Her ne varsa bu alemde, hepsi mevuttur Adem’de.
Ben de sığar iki cihan, ben bu cihana sığmam

Yaşanmış menkıbe ve olaylardan örneklerle bu kapıyı anlatmaya çalışalım:

Bir Alevi köyünde, bütün yaşlılar bir araya gelirler ve Allah’ı aramaya karar verirler. Dağ taş demeden gezerler. Bulmadan geri dönmeme kararı alırlar, fakat aradan epey bir zaman geçince, birer ikişer elleri boş dönmeye başlarlar. Dönenler köy kahvesinde otururlar ve kendilerinden sonra dönenlerle alay etmeye başlarlar. Çünkü, böyle bir iddiayı deli saçması bulurlar. Her yeni dönene eskiler: “Ne o, buldun mu Allah’ı, nasıl bir şeymiş” diye alay ederler. Sonunda hepsi geri döner fakat bir tanesi geri dönmez.

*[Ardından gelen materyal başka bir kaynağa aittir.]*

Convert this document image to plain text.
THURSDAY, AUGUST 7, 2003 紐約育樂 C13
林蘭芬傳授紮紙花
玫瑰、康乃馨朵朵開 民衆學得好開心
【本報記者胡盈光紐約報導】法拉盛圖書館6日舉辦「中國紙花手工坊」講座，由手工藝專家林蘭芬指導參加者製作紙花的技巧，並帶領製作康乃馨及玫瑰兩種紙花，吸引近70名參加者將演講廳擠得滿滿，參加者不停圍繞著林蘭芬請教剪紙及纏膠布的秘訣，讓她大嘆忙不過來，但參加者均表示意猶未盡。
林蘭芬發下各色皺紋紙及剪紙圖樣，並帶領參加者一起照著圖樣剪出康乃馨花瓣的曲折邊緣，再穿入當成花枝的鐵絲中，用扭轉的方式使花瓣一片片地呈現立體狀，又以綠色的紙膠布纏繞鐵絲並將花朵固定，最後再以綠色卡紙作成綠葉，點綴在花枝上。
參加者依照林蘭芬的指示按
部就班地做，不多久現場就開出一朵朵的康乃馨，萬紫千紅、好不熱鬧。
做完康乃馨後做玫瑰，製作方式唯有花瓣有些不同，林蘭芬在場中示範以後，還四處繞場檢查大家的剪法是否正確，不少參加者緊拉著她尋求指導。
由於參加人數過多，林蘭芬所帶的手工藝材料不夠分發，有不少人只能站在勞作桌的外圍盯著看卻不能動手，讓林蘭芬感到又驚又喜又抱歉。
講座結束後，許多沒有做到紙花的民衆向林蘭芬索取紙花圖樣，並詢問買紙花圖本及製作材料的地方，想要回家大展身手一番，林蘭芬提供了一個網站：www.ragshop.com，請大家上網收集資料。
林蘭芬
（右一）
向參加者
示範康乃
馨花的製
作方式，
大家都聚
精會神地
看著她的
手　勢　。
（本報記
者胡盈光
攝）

Köylüler merak eder ve beklerler. Kırk gün sonra, saçı sakalı bir birine karışmış vaziyette oda döner gelir. Herkese yönelttikleri soruyu yarı alaycı bir şekilde ona da yöneltir ve şöyle derler: “Ne o, Allah’ı buldun mu?” o da, “evet buldum, bendeymiş meğer, sana bana benziyor” diye yanıt verir. Görüldüğü gibi, onca insan arasından ancak hakkı bulmak, bir insana nasip olur.

Hakla Hakk olmuş, o mertebenin manevi olgunluğuna ulaşmış bir insan, zahiri alemde, kimi zaman batıniliği yaşar. Onun muhabbeti, dinleyenlere, esenlik ve mutluluk verir. Manevi anlamda ilerlemesine yardımcı olur. Bu nedenle, Alevilikte arif insanların muhabbetine katılmak ta bir ibadet sayılır.

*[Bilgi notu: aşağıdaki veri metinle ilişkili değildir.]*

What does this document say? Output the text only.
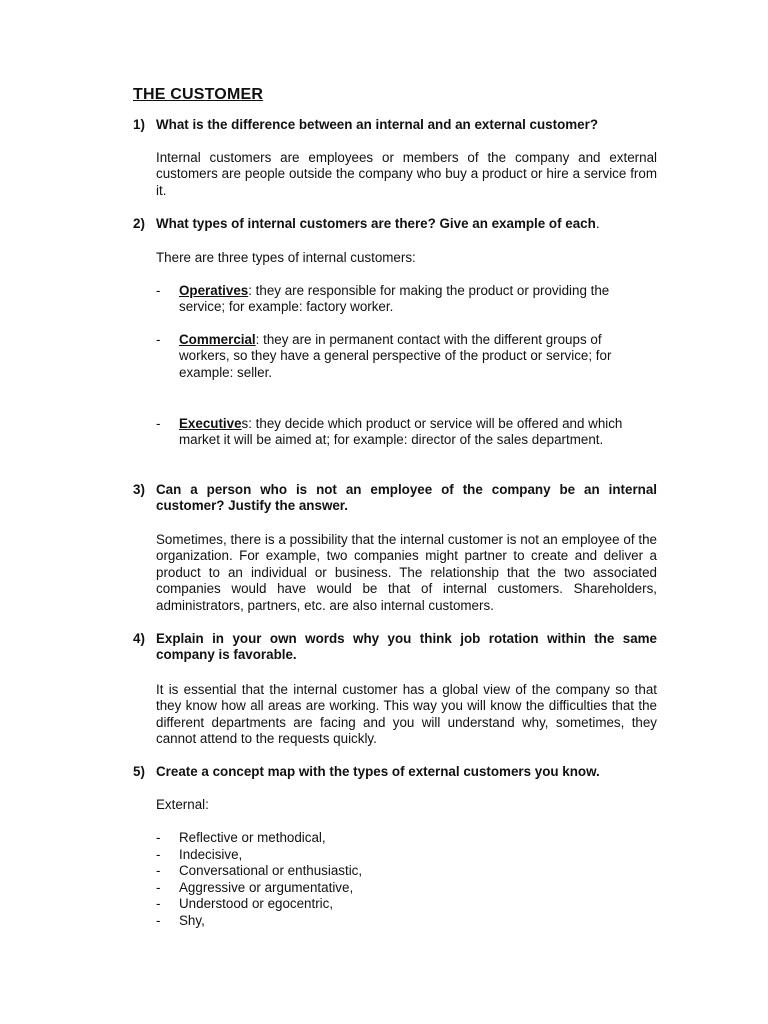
THE CUSTOMER
1) What is the difference between an internal and an external customer?

Internal customers are employees or members of the company and external customers are people outside the company who buy a product or hire a service from it.

2) What types of internal customers are there? Give an example of each.

There are three types of internal customers:

- Operatives: they are responsible for making the product or providing the service; for example: factory worker.
- Commercial: they are in permanent contact with the different groups of workers, so they have a general perspective of the product or service; for example: seller.
- Executives: they decide which product or service will be offered and which market it will be aimed at; for example: director of the sales department.
3) Can a person who is not an employee of the company be an internal customer? Justify the answer.

Sometimes, there is a possibility that the internal customer is not an employee of the organization. For example, two companies might partner to create and deliver a product to an individual or business. The relationship that the two associated companies would have would be that of internal customers. Shareholders, administrators, partners, etc. are also internal customers.

4) Explain in your own words why you think job rotation within the same company is favorable.

It is essential that the internal customer has a global view of the company so that they know how all areas are working. This way you will know the difficulties that the different departments are facing and you will understand why, sometimes, they cannot attend to the requests quickly.

5) Create a concept map with the types of external customers you know.

External:

- Reflective or methodical,
- Indecisive,
- Conversational or enthusiastic,
- Aggressive or argumentative,
- Understood or egocentric,
- Shy,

Şehitlik mertebesine eriştiği için ünü ölümünden sonra da artıp giden Hallacı Mansur olmak üzere Şibli, Cüneydi Bağdadı, Mevlana, Hacı Bektaşi Veli, Nesimi, Muhyiddin Arabi, kadın sufi Rabia ve daha niceleri bu kapıdan geçmiş büyük mürşitlerdir. Acak bunlardan bir çoğu yaşadığı devirde yeterince anlaşılamamıştır. Ünlü Alman filozofu Nietsche’nin dediği gibi: “kimileri öldükten sonra yaşarlar.” sözü bunların akıbetine uymaktadır. Fakat, onlar, zahiri dünyada kalplerde mekan kurarak yaşamaya devam etmektedirler. Sözleriyle, halen insanlığa ışık tutmaktadırlar.

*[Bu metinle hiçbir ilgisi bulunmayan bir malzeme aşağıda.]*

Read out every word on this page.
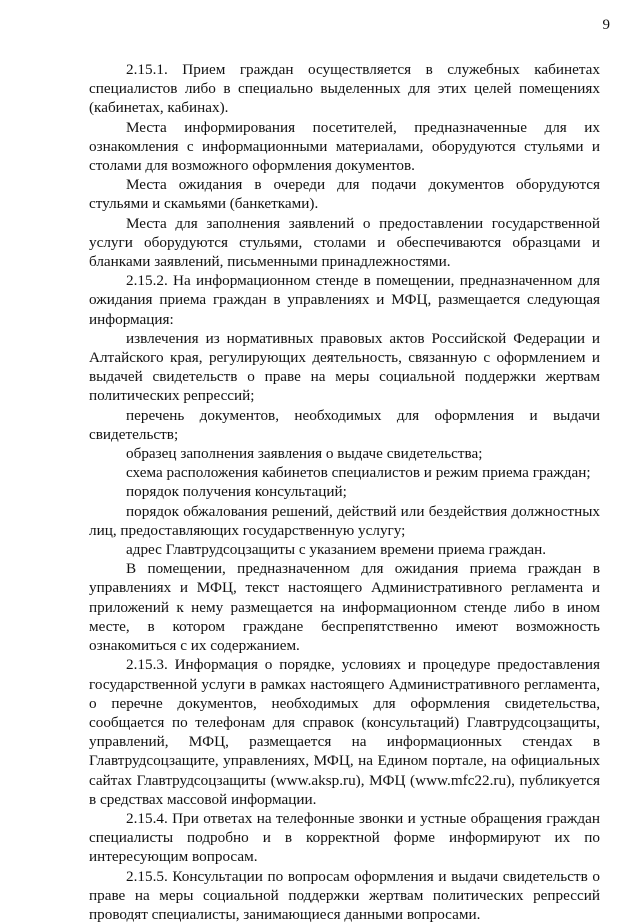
9

2.15.1. Прием граждан осуществляется в служебных кабинетах специалистов либо в специально выделенных для этих целей помещениях (кабинетах, кабинах).

Места информирования посетителей, предназначенные для их ознакомления с информационными материалами, оборудуются стульями и столами для возможного оформления документов.

Места ожидания в очереди для подачи документов оборудуются стульями и скамьями (банкетками).

Места для заполнения заявлений о предоставлении государственной услуги оборудуются стульями, столами и обеспечиваются образцами и бланками заявлений, письменными принадлежностями.

2.15.2. На информационном стенде в помещении, предназначенном для ожидания приема граждан в управлениях и МФЦ, размещается следующая информация:

извлечения из нормативных правовых актов Российской Федерации и Алтайского края, регулирующих деятельность, связанную с оформлением и выдачей свидетельств о праве на меры социальной поддержки жертвам политических репрессий;

перечень документов, необходимых для оформления и выдачи свидетельств;

образец заполнения заявления о выдаче свидетельства;

схема расположения кабинетов специалистов и режим приема граждан;

порядок получения консультаций;

порядок обжалования решений, действий или бездействия должностных лиц, предоставляющих государственную услугу;

адрес Главтрудсоцзащиты с указанием времени приема граждан.

В помещении, предназначенном для ожидания приема граждан в управлениях и МФЦ, текст настоящего Административного регламента и приложений к нему размещается на информационном стенде либо в ином месте, в котором граждане беспрепятственно имеют возможность ознакомиться с их содержанием.

2.15.3. Информация о порядке, условиях и процедуре предоставления государственной услуги в рамках настоящего Административного регламента, о перечне документов, необходимых для оформления свидетельства, сообщается по телефонам для справок (консультаций) Главтрудсоцзащиты, управлений, МФЦ, размещается на информационных стендах в Главтрудсоцзащите, управлениях, МФЦ, на Едином портале, на официальных сайтах Главтрудсоцзащиты (www.aksp.ru), МФЦ (www.mfc22.ru), публикуется в средствах массовой информации.

2.15.4. При ответах на телефонные звонки и устные обращения граждан специалисты подробно и в корректной форме информируют их по интересующим вопросам.

2.15.5. Консультации по вопросам оформления и выдачи свидетельств о праве на меры социальной поддержки жертвам политических репрессий проводят специалисты, занимающиеся данными вопросами.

Adından alevi inanç ve kültüründe sıkça bahsedilen Gruhü Naci denilen zümre , Hakikat Kapısına varmış, Hakla hak olmuş, özündeki ilahi kaynağa dönmüş, sır perdesini ortadan kaldırmış, Kamil İnsan mertebesindeki insanların verilen bir isimdir. Bunun, kimilerinin zannettiği gibi zahiri soy, sopla, kanbağıyla alakası yoktur. Gruhü Naci demek, can gözü açılmış, hakikati perdesiz gören insan demektir. Alevi ozanı Sıtkı Baba bir nefesinde, Gruhü Naci’yi ve onun manevi dünyasının açılımlarını şöyle tabir eder:

Ondört bin yıl gezdim pervanelikte
Sıtkı ismin buldum divanelikte
İçtim şarabını mestanelikte
Kırkların ceminde dara düş oldum

Güruhu Naci’ye özümü kattım
İnsan sıfatında çok geldim gittim
Bülbül oldum bir dost bağında öttüm
Bir zaman gül için zara düş oldum

Bu kapıya gelip, Hakla Hak olmuş kişi, Hakikatın dil yoluyla anlatımının mümkün olmadığı bilir ve gerçeği mecaz ve sembollerle anlatmaya çalışır. Aynı mertebeye gelmiş bir insan bu mecazlardan, içindeki Hakikatı ve ozanın ne söylemek istediğini hemen anlar.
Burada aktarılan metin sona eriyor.